With Escubac, Sweetdram hopes it can re-invent the notion of having an aperitif, or a sipping drink, a concept that is being lost even across Europe. “But those old style liqueurs don’t feel very relevant to the modern drinker. That’s what we’re trying to change with Escubac.”

“As people become more conscious of what they are drinking they are starting to explore different ways they can enjoy different types of serve,” explains MacLeod Smith.

In an ideal world Sweetdram would help create a new ‘dwell’ drinking occasion. A time, say between 4pm and 6pm, to sit quietly over a drink. “I think bars are seeing this as a great opportunity,” he adds.

“That is why we have developed Escubac to be a sipping liqueur, either straight or served over ice.

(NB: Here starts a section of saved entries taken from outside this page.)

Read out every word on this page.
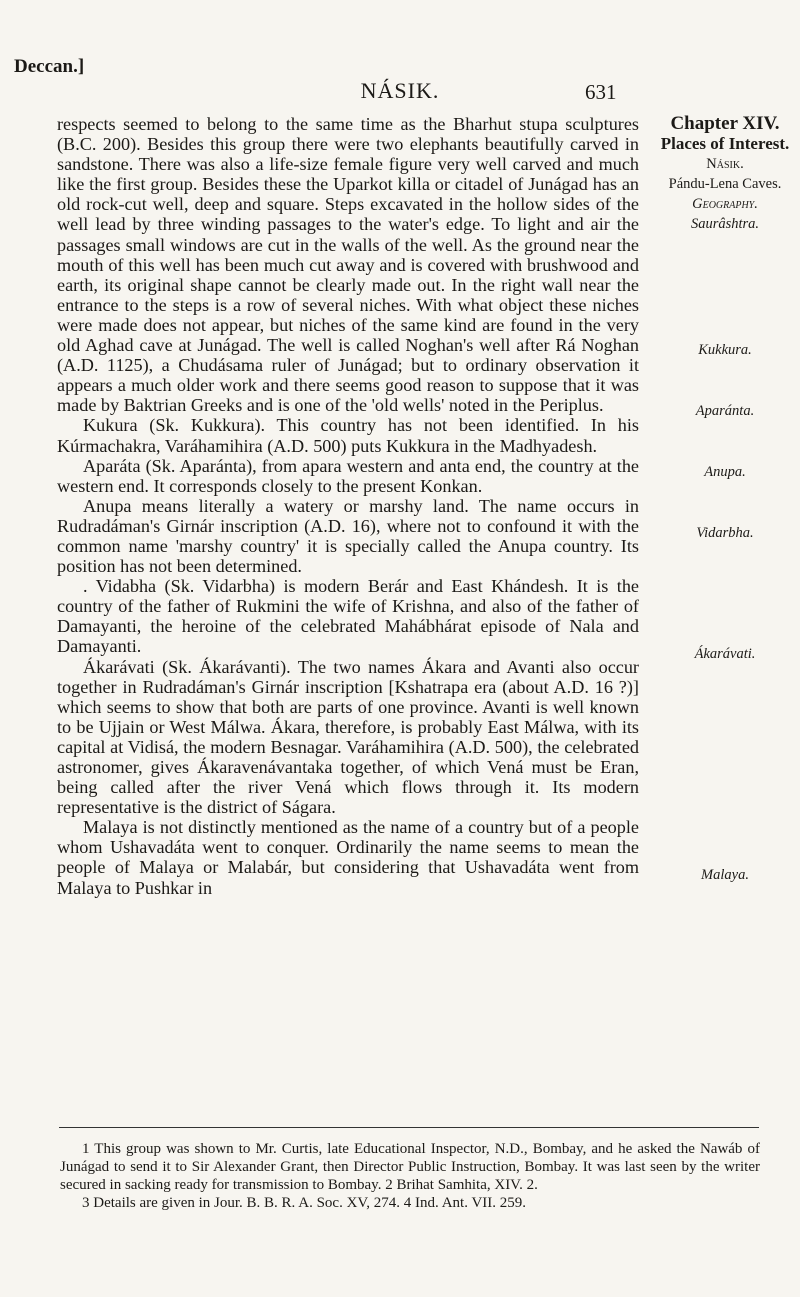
Deccan.]
NÁSIK.	631
Chapter XIV.
Places of Interest.
Násik.
Pándu-Lena Caves.
Geography.
Saurâshtra.
Kukkura.
Aparánta.
Anupa.
Vidarbha.
Ákarávati.
Malaya.

respects seemed to belong to the same time as the Bharhut stupa sculptures (B.C. 200). Besides this group there were two elephants beautifully carved in sandstone. There was also a life-size female figure very well carved and much like the first group. Besides these the Uparkot killa or citadel of Junágad has an old rock-cut well, deep and square. Steps excavated in the hollow sides of the well lead by three winding passages to the water's edge. To light and air the passages small windows are cut in the walls of the well. As the ground near the mouth of this well has been much cut away and is covered with brushwood and earth, its original shape cannot be clearly made out. In the right wall near the entrance to the steps is a row of several niches. With what object these niches were made does not appear, but niches of the same kind are found in the very old Aghad cave at Junágad. The well is called Noghan's well after Rá Noghan (A.D. 1125), a Chudásama ruler of Junágad; but to ordinary observation it appears a much older work and there seems good reason to suppose that it was made by Baktrian Greeks and is one of the 'old wells' noted in the Periplus.

Kukura (Sk. Kukkura). This country has not been identified. In his Kúrmachakra, Varáhamihira (A.D. 500) puts Kukkura in the Madhyadesh.

Aparáta (Sk. Aparánta), from apara western and anta end, the country at the western end. It corresponds closely to the present Konkan.

Anupa means literally a watery or marshy land. The name occurs in Rudradáman's Girnár inscription (A.D. 16), where not to confound it with the common name 'marshy country' it is specially called the Anupa country. Its position has not been determined.

. Vidabha (Sk. Vidarbha) is modern Berár and East Khándesh. It is the country of the father of Rukmini the wife of Krishna, and also of the father of Damayanti, the heroine of the celebrated Mahábhárat episode of Nala and Damayanti.

Ákarávati (Sk. Ákarávanti). The two names Ákara and Avanti also occur together in Rudradáman's Girnár inscription [Kshatrapa era (about A.D. 16 ?)] which seems to show that both are parts of one province. Avanti is well known to be Ujjain or West Málwa. Ákara, therefore, is probably East Málwa, with its capital at Vidisá, the modern Besnagar. Varáhamihira (A.D. 500), the celebrated astronomer, gives Ákaravenávantaka together, of which Vená must be Eran, being called after the river Vená which flows through it. Its modern representative is the district of Ságara.

Malaya is not distinctly mentioned as the name of a country but of a people whom Ushavadáta went to conquer. Ordinarily the name seems to mean the people of Malaya or Malabár, but considering that Ushavadáta went from Malaya to Pushkar in

1 This group was shown to Mr. Curtis, late Educational Inspector, N.D., Bombay, and he asked the Nawáb of Junágad to send it to Sir Alexander Grant, then Director Public Instruction, Bombay. It was last seen by the writer secured in sacking ready for transmission to Bombay. 2 Brihat Samhita, XIV. 2.

3 Details are given in Jour. B. B. R. A. Soc. XV, 274. 4 Ind. Ant. VII. 259.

It could be used as a twist in a martini.”

E&T not G&T

Whilst Sweetdram see Escubac as an alternative to gin, they are aware for it to sell and be understood that it needs to be marketed alongside the gin category be it in specialist shops or on the back bar.

Hence why it is looking to market the concept of having an ‘E&T’ rather than a ‘G&T’.

“It has the opportunity to be a viable alternative to gin.”

Which is a statement to prick the ears of bar managers across the country.